Aliens on the gumfield

The Balclutha Boy Scouts, with Scoutmaster Rassmussen in the centre. — Otago Witness, 7.6.1916.
The Balclutha Boy Scouts, with Scoutmaster Rassmussen in the centre. — Otago Witness, 7.6.1916.
A prominent storekeeper of North Auckland, interviewed by the Auckland Star, has no love for the aliens on the gumfields.

He said there had always been a strong feeling in the north against the influx of Austrians.

Near where he resided there was one camp of 150 Austrians, and in the whole Mangonui County there were between 1000 and 1200, of whom only 37 are married.

He estimated that in the province of Auckland there were between 3000 and 4000 Austrians on the gumfields.

"I object,'' he said, "upon moral grounds to thousands of men coming here without any women with them. The records of the north will show that I have good reasons for my objection. To my mind this means the absolute ruin of the Maori race, because there are so many opportunities of procuring intoxicating liquor.''

• Captain Ronald Amundsen has resumed his preparations for an expedition to the North Pole, which were suspended on the outbreak of the war.

A short time before that event the Norwegian Storthing voted £12,000 as a subscription towards the expenses of the enterprise, but, having regard to the war, Captain Amundsen did not accept the money.

He thinks, however, that the time has now come to make arrangements to start this summer.

He proposes to leave Point Barrow, North Alaska, and to drive with the ice over the Polar Basin.

He will not use his old vessel the Fram, nor aeroplanes, but a specially constructed motor ship of about a hundred tons.

He intends shortly to publish a detailed statement dealing with the herring fisheries on the western coast of Norway.

• Mr C. A. Pearson, describing some incidents in the history of the recently-deceased London paper, the Standard, said: "When the paper passed under my control it was conducted on curiously old-fashioned lines. There was an extraordinary system of beer tickets in force, too. These tickets were given away by a highly-conscientious gentleman, who received a salary of 30s a week. He stood at the portals of the Standard office, intent upon seeing that no deserving person went away without a beer ticket. The drayman in charge of a load of paper, the boy who kept the coat of the visitor from brushing against the wheel of a hansom cab, the messenger who brought a letter, would all receive a mysterious-looking blue ticket, which entitled its possessor to half a pint of beer at any public-house in the neighbourhood.
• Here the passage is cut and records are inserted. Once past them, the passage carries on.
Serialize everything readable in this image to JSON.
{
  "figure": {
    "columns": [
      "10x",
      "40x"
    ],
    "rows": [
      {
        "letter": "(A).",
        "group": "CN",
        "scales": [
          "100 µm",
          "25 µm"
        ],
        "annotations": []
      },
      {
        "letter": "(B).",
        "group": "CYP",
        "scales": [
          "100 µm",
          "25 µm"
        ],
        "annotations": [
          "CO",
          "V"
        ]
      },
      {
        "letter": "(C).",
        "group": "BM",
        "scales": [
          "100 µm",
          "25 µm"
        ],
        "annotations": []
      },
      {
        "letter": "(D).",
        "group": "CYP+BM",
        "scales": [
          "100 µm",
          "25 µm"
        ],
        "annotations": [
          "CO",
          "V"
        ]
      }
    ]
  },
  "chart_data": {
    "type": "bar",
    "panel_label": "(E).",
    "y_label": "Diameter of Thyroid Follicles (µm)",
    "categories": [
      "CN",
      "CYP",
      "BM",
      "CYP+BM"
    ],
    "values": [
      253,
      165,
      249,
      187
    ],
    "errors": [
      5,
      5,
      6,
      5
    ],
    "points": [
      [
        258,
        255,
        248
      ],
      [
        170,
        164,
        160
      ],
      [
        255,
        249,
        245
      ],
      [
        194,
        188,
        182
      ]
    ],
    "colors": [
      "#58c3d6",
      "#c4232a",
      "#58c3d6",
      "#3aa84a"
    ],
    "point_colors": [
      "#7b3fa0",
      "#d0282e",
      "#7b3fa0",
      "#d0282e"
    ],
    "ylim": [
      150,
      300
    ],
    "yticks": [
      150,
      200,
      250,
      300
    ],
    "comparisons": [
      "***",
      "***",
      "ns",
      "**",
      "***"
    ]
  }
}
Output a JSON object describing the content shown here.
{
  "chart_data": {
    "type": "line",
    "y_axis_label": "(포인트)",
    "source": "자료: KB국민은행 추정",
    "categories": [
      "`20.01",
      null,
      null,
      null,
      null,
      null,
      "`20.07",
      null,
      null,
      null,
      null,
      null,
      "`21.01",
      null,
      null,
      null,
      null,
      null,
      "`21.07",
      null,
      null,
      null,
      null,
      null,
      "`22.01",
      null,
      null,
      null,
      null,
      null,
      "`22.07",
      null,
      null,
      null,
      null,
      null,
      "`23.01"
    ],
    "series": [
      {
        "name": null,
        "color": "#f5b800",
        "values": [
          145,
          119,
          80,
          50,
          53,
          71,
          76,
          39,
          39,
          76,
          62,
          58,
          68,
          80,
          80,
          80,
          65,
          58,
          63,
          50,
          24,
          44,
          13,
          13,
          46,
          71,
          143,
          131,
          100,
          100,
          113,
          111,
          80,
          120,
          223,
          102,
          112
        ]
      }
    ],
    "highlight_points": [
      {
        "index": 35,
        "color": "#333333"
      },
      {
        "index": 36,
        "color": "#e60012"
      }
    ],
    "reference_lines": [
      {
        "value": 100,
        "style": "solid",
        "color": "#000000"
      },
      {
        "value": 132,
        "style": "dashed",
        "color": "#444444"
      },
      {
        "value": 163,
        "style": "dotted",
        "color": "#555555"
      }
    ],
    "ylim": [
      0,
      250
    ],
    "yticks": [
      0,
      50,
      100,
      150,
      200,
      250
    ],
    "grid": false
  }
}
These beer tickets were redeemed on Saturday mornings, and cost the Standard about £800 a year.''

• Mr A. Garland (Waimate) is of the opinion that the best and most economical way to deal with the small bird nuisance is for the County Councils to employ men to go round the country poisoning here and there.

Selecting a favourable locality, he says, the birds should be fed on good wheat for a few days, after which the poisoned grain should be fed to them.

Their suspicions thus dulled, the birds would take the poisoned grain freely, and would be killed in large numbers.

If this system were adopted, the County Councils, who were now spending thousands of pounds on the destruction of small birds, would no longer require to purchase eggs and heads, and £50 a year would cover the cost of poisoning in the manner he suggested, and besides the very substantial saving in cash, a great many more birds would be killed. - ODT, 6.6.1916.